Another approach is to pass the lines through a filter function
def splt(astr):
strs=astr.split()
def foo(astr):
if b'(' in astr:
astr = astr.strip(b')').split(b'(')
return b','.join(astr)
return astr
return b','.join([foo(a) for a in strs])
In [26]: [splt(line) for line in txt]
Out[26]:
[b'#,p*,T*,P*,U*,P*_cs,U*_cs,Steps,dt*',
b'0.1,6.0,0.6499,6,-0.478,2,0.6525,-0.452,30000,0.002',
b'0.2,6.0,1.442,1,-0.942,2,1.452,-0.890,30000,0.002',
b'0.3,6.0,2.465,3,-1.376,1,2.489,-1.298,30000,0.002']
To use this I have to skip the header because the new lines have two added columns
In [28]: data=np.genfromtxt([splt(line) for line in txt], delimiter=',',dtype=None, skip_header=1)
In [29]: data
Out[29]:
array([(0.1, 6.0, 0.6499, 6, -0.478, 2, 0.6525, -0.452, 30000, 0.002),
(0.2, 6.0, 1.442, 1, -0.942, 2, 1.452, -0.89, 30000, 0.002),
(0.3, 6.0, 2.465, 3, -1.376, 1, 2.489, -1.298, 30000, 0.002)],
dtype=[('f0', '<f8'), ('f1', '<f8'), ('f2', '<f8'), ('f3', '<i4'),
('f4', '<f8'), ('f5', '<i4'), ('f6', '<f8'), ('f7', '<f8'),
('f8', '<i4'), ('f9', '<f8')])
But I could modify the original dtype
to make the 2 fields (sub)arrays:
In [30]: dt=np.dtype([('p', '<f8'), ('T', '<f8'), ('P', '<f8',(2,)),
('U', '<f8',(2,)), ('P_cs', '<f8'), ('U_cs', '<f8'),
('Steps', '<i4'), ('dt', '<f8')])
In [31]: data = np.genfromtxt((splt(line) for line in txt), delimiter=',',dtype=dt, skip_header=1)
In [32]: data
Out[32]:
array([(0.1, 6.0, [0.6499, 6.0], [-0.478, 2.0], 0.6525, -0.452, 30000, 0.002),
(0.2, 6.0, [1.442, 1.0], [-0.942, 2.0], 1.452, -0.89, 30000, 0.002),
(0.3, 6.0, [2.465, 3.0], [-1.376, 1.0], 2.489, -1.298, 30000, 0.002)],
dtype=[('p', '<f8'), ('T', '<f8'), ('P', '<f8', (2,)), ('U', '<f8', (2,)),
('P_cs', '<f8'), ('U_cs', '<f8'), ('Steps', '<i4'), ('dt', '<f8')])

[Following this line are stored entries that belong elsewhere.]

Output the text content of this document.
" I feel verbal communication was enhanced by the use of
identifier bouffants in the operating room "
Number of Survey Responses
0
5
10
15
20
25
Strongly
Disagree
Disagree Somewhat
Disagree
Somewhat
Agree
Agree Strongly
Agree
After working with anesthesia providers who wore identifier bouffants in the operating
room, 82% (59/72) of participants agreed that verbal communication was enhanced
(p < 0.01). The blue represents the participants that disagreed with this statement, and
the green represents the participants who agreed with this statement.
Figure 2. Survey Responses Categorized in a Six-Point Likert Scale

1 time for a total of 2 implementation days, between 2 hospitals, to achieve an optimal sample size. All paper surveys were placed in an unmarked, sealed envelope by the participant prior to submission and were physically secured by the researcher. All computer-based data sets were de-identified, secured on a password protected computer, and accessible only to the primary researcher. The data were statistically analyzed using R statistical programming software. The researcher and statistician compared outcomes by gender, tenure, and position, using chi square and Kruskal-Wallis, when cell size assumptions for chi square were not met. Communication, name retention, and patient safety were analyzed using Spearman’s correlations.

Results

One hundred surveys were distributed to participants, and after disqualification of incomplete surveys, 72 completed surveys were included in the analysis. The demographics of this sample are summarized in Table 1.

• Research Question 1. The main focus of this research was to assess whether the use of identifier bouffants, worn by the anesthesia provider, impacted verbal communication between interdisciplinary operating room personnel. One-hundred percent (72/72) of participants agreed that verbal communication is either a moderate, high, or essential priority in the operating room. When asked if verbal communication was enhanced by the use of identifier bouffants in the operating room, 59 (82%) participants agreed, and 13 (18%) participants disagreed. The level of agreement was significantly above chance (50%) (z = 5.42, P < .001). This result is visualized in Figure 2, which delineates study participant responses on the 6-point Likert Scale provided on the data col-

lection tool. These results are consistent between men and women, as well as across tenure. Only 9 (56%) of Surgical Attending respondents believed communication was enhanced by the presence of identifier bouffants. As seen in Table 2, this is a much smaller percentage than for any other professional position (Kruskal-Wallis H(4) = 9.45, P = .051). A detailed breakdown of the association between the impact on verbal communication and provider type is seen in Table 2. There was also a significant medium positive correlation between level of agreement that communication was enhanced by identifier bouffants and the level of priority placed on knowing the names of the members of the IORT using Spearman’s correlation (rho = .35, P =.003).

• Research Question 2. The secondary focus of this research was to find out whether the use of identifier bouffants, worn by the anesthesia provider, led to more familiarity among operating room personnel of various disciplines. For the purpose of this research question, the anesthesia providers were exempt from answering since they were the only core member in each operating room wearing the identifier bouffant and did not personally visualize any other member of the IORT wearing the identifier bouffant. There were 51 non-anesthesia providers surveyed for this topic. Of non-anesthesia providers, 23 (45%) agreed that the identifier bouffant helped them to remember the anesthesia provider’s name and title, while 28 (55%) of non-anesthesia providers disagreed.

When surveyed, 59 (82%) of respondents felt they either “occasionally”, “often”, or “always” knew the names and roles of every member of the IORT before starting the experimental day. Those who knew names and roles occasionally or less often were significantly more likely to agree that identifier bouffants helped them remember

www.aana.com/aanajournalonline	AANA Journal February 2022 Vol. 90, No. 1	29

Such a field would look like:
In [33]: data['P']
Out[33]:
array([[ 0.6499, 6. ],
[ 1.442 , 1. ],
[ 2.465 , 3. ]])
I could define other dtypes
, just as long as the number of fields match.
With a file, rather than these text lines, I would use something like (not tested):
with open(filename,'wb') as f:
data = np.genfromtxt((splt(line) for line in f),...
Here, and above, I'm using the generator expression (splt(line) for line in x)
, though the list comprehension would be fine. Any code that opens the file and yields/returns the modified lines will work.